Armée contre mosquée. Les derniers événements confirment que les deux mêmes pouvoirs, les forces armées et les islamistes, dominent quelque vingt pays au Moyen-Orient ; d'un côté l'armée déploie sa force brutale, de l'autre les islamistes offrent une vision pour l'avenir. Et même s'il existe des exceptions – une gauche énergique en Turquie, des factions ethniques au Liban et en Irak, la démocratie en Israël, le contrôle des islamistes en Iran – ce schéma se vérifie dans la plupart des cas.
L'Irak. Pays le plus instable de la région, l'Irak a brillé par son absence lors des manifestations car sa population n'est pas confrontée à une autocratie vieille de plusieurs dizaines d'années.
Un putsch militaire ? Les islamistes souhaitent renouveler le succès qu'ils ont connu en Iran et accéder au pouvoir en exploitant l'agitation populaire. L'expérience tunisienne mérite qu'on s'y attarde car c'est un cas de figure qui pourrait se représenter ailleurs. Le commandement de l'armée du pays a apparemment conclu que le maintien au pouvoir de son homme fort, Zine el-Abidine Ben Ali, était devenu trop coûteux – particulièrement par rapport à la corruption et aux extravagances de sa belle famille – et a dès lors décidé de le chasser et, dans la foulée, d'émettre contre lui et sa famille un mandat d'arrêt international.

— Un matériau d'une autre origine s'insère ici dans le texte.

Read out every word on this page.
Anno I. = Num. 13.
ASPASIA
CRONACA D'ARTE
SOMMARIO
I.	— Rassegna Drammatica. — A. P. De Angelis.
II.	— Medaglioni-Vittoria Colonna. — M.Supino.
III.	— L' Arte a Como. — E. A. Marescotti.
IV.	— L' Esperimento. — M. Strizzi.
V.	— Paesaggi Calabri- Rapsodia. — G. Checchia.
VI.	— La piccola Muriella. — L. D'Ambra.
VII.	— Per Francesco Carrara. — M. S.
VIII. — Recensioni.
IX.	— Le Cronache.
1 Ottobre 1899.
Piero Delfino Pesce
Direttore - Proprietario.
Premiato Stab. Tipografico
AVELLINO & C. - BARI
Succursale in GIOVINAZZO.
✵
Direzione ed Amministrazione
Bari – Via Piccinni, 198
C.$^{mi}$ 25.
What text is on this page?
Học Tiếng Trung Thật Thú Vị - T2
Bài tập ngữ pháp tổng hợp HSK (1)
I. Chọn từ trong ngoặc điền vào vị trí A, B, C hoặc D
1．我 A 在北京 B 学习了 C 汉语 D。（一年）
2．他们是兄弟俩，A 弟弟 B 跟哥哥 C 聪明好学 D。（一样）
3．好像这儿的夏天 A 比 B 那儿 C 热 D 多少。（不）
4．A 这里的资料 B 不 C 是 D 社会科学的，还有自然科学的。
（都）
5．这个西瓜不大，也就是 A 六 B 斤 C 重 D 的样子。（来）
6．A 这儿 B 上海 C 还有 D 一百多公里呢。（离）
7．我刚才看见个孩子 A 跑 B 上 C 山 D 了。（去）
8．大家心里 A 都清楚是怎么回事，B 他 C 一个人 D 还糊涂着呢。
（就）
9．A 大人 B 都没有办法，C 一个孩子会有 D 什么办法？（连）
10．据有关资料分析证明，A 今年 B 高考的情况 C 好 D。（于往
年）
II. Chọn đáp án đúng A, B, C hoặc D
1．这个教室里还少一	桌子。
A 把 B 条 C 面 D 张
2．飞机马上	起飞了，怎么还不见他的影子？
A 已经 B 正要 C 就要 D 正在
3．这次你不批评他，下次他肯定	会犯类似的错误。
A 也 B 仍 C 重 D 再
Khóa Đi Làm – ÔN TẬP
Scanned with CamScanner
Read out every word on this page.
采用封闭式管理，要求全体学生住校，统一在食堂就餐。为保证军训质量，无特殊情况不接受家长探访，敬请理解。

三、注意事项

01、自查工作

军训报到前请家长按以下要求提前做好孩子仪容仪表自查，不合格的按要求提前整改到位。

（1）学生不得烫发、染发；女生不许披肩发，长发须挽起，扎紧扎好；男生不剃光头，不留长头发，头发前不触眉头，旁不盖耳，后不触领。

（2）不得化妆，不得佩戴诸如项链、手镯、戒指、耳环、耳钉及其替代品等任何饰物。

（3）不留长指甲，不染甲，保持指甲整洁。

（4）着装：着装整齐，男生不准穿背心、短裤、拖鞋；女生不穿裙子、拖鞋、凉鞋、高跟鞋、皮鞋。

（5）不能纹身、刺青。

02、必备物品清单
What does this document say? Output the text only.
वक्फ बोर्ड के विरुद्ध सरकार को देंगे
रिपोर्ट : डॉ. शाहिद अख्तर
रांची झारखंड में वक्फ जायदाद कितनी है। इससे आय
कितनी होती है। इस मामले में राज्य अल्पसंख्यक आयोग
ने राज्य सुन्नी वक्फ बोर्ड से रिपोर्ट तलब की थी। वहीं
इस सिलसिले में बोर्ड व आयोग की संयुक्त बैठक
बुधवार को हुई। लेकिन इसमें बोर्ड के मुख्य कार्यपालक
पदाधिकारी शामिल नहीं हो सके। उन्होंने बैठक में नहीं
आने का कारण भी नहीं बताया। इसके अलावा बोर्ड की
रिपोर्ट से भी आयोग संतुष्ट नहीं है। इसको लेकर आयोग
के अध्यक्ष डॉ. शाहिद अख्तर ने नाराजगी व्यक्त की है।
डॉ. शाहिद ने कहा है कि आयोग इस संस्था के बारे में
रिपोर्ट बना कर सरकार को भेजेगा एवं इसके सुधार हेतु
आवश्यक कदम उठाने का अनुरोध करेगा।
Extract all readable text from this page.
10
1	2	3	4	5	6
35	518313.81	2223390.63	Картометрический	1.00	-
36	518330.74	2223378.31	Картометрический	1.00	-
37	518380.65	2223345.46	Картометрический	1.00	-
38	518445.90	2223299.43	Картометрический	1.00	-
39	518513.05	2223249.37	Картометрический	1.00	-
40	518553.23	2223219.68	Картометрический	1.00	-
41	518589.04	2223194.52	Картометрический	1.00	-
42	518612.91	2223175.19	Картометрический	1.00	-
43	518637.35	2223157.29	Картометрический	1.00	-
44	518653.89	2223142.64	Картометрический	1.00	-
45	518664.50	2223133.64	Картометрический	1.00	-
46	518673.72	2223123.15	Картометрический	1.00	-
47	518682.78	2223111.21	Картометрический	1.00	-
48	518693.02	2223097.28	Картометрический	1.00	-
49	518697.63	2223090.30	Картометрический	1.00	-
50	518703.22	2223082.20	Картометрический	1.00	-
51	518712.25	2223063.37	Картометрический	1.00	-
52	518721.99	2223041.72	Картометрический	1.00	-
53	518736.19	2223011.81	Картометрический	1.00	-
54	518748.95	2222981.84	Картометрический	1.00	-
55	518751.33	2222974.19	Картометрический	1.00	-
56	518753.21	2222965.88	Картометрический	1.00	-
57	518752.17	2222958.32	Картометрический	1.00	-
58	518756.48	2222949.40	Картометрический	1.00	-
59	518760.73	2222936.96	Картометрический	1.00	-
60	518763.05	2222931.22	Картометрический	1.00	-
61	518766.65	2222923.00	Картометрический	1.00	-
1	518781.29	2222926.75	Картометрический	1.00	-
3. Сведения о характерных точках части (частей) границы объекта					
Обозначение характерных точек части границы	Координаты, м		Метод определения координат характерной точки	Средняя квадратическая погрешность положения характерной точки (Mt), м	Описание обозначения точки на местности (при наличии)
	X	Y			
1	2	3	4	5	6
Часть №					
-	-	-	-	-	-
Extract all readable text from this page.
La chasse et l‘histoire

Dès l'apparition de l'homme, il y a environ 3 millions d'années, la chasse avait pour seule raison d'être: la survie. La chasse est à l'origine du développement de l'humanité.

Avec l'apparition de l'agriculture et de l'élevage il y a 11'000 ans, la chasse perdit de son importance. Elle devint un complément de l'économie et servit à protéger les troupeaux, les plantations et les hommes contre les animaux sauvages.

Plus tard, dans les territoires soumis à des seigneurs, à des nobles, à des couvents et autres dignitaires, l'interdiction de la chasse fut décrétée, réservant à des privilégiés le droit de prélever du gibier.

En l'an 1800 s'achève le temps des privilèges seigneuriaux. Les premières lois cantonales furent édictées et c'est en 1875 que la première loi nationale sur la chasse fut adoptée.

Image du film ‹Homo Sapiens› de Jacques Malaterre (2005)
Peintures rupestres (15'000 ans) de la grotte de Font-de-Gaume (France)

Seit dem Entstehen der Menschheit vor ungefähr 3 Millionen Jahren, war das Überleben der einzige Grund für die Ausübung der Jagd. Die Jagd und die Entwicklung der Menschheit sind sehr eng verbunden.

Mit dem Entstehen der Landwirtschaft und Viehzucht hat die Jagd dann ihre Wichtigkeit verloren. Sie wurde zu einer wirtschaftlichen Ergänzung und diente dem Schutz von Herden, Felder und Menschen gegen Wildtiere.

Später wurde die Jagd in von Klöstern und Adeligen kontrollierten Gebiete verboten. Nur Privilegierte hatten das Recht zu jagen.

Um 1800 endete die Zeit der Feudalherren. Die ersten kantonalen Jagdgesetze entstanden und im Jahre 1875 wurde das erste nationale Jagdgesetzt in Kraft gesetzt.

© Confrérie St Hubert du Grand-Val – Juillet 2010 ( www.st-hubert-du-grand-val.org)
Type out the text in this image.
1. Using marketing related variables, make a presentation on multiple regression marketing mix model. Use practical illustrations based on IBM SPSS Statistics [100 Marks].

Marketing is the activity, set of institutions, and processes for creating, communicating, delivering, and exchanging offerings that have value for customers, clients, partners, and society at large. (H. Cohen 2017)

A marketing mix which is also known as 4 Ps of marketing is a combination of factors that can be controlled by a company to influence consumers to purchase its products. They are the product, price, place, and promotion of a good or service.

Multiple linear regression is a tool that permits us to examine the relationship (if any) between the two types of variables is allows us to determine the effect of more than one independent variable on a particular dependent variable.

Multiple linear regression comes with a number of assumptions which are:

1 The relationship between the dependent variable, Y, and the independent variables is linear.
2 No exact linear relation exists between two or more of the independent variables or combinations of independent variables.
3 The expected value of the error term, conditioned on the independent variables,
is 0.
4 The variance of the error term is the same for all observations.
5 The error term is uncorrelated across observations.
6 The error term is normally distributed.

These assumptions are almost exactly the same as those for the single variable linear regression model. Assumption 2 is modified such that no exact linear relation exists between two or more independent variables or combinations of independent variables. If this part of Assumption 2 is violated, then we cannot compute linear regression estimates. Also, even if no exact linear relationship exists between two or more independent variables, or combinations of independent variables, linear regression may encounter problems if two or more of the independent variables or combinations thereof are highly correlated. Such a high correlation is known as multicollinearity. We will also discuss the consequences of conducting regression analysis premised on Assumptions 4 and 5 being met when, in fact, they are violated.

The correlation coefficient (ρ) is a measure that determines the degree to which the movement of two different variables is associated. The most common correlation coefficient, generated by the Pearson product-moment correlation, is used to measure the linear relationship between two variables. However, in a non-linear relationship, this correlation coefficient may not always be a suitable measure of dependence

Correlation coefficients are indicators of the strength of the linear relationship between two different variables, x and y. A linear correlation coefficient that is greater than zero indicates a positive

Le général Omar Suleiman. |
Ce scénario pourrait se reproduire ailleurs, particulièrement en Égypte où les soldats ont la haute main sur le gouvernement depuis 1952 et tentent de conserver leur pouvoir face aux Frères musulmans qu'ils ont dissous dès 1954. La désignation d'Omar Suleiman par Hosni Moubarak, l'homme fort du régime, met fin aux prétentions dynastiques de la famille Moubarak et laisse présager la démission de Moubarak en faveur d'un pouvoir militaire pur et simple.
Plus largement, je parie sur le modèle de la continuité plutôt que du changement qui s'est fait jour jusqu'à présent en Tunisie. Le gouvernement autoritaire va s'adoucir quelque peu en Égypte et ailleurs mais les militaires resteront les maîtres ultimes du jeu politique.
La politique des États-Unis. Le gouvernement américain a un rôle vital à jouer en aidant les États du Moyen-Orient à passer de la tyrannie à la participation politique sans que les islamistes ne fassent main basse sur le processus. En 2003 George W. Bush a eu raison d'appeler à l'instauration de la démocratie mais il a ruiné cette tentative en exigeant des résultats immédiats. Barack Obama, quant à lui, est tout d'abord retourné à la vieille politique infructueuse de la main tendue aux tyrans pour, à présent, se placer aveuglément du côté des islamistes contre Moubarak. Obama devrait plutôt prendre exemple sur Bush mais en faisant mieux et ce, en comprenant que la démocratisation est un processus qui prend des dizaines d'années et qui exige l'inculcation d'idées novatrices au sujet des élections, de la liberté d'expression et de l'État de droit.